И чувствуешь себя королевой, и люди расступаются на улице, и коллеги почтительно кивают, и Аркадий Борисыч вежливо подает руку, обернутую в стерильную бумажку.
Хорошо было врачевать доверчивых больных, хорошо нести домой полные сумки вкуснятины, хорошо было вечером проверять, как заботливая сестра, что написал Гришуня за день.
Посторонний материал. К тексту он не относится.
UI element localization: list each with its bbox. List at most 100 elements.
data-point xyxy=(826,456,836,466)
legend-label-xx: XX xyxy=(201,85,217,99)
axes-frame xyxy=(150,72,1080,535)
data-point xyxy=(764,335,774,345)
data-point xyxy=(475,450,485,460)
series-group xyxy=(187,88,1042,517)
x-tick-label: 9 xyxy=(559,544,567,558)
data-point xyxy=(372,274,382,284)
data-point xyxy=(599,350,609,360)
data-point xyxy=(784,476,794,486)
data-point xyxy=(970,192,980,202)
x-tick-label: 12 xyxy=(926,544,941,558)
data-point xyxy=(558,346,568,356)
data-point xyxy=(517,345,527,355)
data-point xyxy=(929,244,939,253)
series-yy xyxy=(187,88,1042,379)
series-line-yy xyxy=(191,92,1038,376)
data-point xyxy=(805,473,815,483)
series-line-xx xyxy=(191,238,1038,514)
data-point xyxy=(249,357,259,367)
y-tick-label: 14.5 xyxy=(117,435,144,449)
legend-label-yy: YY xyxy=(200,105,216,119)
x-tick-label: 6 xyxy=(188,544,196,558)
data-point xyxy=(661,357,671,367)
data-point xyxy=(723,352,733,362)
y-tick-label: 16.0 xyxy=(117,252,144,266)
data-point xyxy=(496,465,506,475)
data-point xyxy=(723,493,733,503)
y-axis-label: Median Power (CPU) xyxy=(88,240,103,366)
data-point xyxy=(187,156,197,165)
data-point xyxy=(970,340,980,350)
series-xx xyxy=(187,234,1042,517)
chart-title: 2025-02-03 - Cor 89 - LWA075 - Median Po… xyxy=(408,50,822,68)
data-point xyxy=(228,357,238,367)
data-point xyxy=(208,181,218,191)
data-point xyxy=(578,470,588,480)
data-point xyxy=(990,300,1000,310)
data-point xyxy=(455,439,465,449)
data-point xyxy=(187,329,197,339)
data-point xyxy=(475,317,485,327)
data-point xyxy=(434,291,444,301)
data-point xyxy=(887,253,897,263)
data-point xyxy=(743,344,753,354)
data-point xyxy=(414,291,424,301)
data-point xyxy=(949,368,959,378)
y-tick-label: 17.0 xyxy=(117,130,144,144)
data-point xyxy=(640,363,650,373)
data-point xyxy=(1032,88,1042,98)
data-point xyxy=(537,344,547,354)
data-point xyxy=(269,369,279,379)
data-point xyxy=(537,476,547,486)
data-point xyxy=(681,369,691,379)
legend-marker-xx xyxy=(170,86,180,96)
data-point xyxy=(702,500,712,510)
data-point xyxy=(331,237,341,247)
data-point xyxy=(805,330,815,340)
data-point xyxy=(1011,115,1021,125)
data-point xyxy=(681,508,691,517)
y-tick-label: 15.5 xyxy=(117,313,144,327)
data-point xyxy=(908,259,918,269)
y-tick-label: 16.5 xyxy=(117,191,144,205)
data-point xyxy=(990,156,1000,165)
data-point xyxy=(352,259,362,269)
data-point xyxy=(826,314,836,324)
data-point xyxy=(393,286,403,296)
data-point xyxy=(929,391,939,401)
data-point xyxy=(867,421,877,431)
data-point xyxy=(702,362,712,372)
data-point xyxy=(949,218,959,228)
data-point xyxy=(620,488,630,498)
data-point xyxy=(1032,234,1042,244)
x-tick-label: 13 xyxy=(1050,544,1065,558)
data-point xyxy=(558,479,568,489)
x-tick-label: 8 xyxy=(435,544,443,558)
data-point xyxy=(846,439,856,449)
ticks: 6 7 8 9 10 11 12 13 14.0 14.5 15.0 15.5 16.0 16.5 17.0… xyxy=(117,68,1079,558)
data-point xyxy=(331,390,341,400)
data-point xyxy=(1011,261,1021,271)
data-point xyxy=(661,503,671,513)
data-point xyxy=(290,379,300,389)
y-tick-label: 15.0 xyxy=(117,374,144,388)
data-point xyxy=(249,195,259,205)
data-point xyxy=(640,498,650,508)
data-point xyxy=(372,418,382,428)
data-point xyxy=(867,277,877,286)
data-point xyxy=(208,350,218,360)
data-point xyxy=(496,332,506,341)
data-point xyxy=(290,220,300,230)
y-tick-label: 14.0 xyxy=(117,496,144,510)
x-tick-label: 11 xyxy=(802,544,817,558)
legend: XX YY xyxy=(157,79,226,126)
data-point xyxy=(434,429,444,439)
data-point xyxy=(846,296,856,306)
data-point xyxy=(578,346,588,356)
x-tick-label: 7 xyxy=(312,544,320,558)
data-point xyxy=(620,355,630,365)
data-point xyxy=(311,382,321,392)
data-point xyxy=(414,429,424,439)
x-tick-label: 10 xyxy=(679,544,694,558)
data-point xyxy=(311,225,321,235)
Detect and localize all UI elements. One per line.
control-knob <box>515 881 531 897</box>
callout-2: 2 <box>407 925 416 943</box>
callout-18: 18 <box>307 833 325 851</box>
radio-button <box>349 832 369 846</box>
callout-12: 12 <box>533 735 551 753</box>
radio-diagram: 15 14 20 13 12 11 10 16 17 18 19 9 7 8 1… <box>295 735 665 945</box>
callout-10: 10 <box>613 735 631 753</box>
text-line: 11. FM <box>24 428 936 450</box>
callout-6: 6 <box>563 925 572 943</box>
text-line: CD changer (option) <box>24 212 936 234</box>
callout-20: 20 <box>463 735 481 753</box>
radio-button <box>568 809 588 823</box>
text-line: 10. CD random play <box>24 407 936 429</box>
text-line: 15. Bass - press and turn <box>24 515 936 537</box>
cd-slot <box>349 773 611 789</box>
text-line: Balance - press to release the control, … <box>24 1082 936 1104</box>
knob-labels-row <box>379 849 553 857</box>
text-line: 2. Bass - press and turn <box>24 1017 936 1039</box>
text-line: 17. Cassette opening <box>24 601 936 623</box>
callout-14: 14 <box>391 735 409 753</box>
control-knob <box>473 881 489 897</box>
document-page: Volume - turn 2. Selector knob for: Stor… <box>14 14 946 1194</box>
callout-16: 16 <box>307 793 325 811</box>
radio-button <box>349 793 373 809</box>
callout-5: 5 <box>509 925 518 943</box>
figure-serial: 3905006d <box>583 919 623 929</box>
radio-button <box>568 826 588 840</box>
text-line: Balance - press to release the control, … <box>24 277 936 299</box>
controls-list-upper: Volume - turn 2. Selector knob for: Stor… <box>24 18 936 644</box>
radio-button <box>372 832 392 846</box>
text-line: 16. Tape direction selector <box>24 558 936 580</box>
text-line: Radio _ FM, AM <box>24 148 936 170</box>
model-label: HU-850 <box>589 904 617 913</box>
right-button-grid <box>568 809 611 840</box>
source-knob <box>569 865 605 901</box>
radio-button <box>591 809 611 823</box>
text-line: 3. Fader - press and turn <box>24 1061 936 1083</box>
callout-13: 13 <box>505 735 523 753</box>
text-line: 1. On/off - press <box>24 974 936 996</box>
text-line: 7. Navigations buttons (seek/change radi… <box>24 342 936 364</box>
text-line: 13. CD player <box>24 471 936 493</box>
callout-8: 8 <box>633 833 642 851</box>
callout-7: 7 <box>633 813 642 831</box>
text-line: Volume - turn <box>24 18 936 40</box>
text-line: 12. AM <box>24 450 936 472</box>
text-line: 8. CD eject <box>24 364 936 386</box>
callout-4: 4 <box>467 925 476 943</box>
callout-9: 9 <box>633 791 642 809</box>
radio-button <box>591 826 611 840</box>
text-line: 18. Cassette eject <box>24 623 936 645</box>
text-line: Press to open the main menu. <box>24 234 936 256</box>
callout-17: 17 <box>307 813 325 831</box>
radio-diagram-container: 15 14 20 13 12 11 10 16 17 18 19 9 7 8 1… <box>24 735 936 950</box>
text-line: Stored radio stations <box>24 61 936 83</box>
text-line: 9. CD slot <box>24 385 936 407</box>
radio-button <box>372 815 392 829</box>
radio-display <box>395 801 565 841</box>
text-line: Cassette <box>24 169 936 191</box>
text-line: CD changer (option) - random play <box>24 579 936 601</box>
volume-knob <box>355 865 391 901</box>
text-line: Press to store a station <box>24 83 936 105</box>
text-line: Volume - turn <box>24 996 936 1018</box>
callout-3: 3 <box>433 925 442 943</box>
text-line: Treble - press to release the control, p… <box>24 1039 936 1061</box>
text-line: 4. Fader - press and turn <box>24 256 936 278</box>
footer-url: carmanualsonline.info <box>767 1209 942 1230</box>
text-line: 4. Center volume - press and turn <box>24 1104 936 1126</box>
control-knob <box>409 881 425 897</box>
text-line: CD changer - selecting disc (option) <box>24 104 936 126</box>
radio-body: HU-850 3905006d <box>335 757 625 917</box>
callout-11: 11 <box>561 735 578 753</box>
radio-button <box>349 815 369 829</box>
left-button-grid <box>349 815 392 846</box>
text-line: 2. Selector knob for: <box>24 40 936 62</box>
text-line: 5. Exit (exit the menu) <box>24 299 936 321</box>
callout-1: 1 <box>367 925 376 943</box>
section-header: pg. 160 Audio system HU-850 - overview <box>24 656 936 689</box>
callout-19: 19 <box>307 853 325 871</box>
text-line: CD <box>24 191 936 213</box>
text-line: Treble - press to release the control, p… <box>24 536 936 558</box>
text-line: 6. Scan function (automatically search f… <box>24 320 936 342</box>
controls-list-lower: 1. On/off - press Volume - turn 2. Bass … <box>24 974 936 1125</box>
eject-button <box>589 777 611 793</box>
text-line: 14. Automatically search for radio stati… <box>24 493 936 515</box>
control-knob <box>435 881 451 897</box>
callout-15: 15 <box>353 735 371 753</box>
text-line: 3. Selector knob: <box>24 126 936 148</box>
Только вот слабенький он был, много плакал, и не хотел кушать, и не хотел писать ровненько на чистой бумаге, а все подбирал по старой привычке клочки да сигаретные коробки и чертил каракульки, а то просто рисовал загогулины и закорючки. И сочинял про желтую-желтую дорогу, все про желтую дорогу, а над дорогой – белая звезда. Нина качала головой: «Подумай, солнышко, такие стихи нельзя нести товарищу Макушкину, а ты должен думать о сборнике, мы живем в реальном мире». Но он не слушал и все писал про звезду и дорогу, и Нина кричала: «Ты меня понял, солнышко?! Не смей такое сочинять!» И он пугался и дергал головой, и Нина, смягчившись, говорила: «Ну-ну-ну», – и, уложив его в постель, поила мятой и липой, поила адонисом и пустырником, а он, неблагодарный, плакал без слез и придумывал оскорбительные для Нины стихи о том, что пустырник, мол, пророс в его сердце, и заглох его сад, и выжжены леса, и какой-то ворон склевывает, дескать, последнюю звезду с умолкшего небосклона, и будто он, Гришуня, в какой-то неопределенной избе толкает и толкает примерзшую дверь, но не выйти, и только стук красных каблуков вдалеке... «Чьи же это каблуки? – потрясала Нина листком. – Вот просто интересно знать: чьи это каблуки?!» «Ничего ты не понимаешь», – вырывал бумагу Гришуня. «Нет, я все прекрасно понимаю, – с горечью отвечала Нина, – я просто хочу знать, чьи это каблуки и где они стучат?» «А-а-а-а!!! Да они у меня в голове стучат!!!» – орал Гришуня, накрываясь одеялом с головой, а Нина шла в уборную, рвала стихи и обрушивала их в водяную преисподнюю, в маленькую домашнюю Ниагару.
Раз в неделю она проверяла его письменный стол и выбрасывала те стихи, которые женатому человеку сочинять неприлично. И порой ночью она поднимала его на допрос: пишет ли он для товарища Макушкина или отлынивает? И он закрывался руками, не в силах вынести яркого света ее беспощадной правды.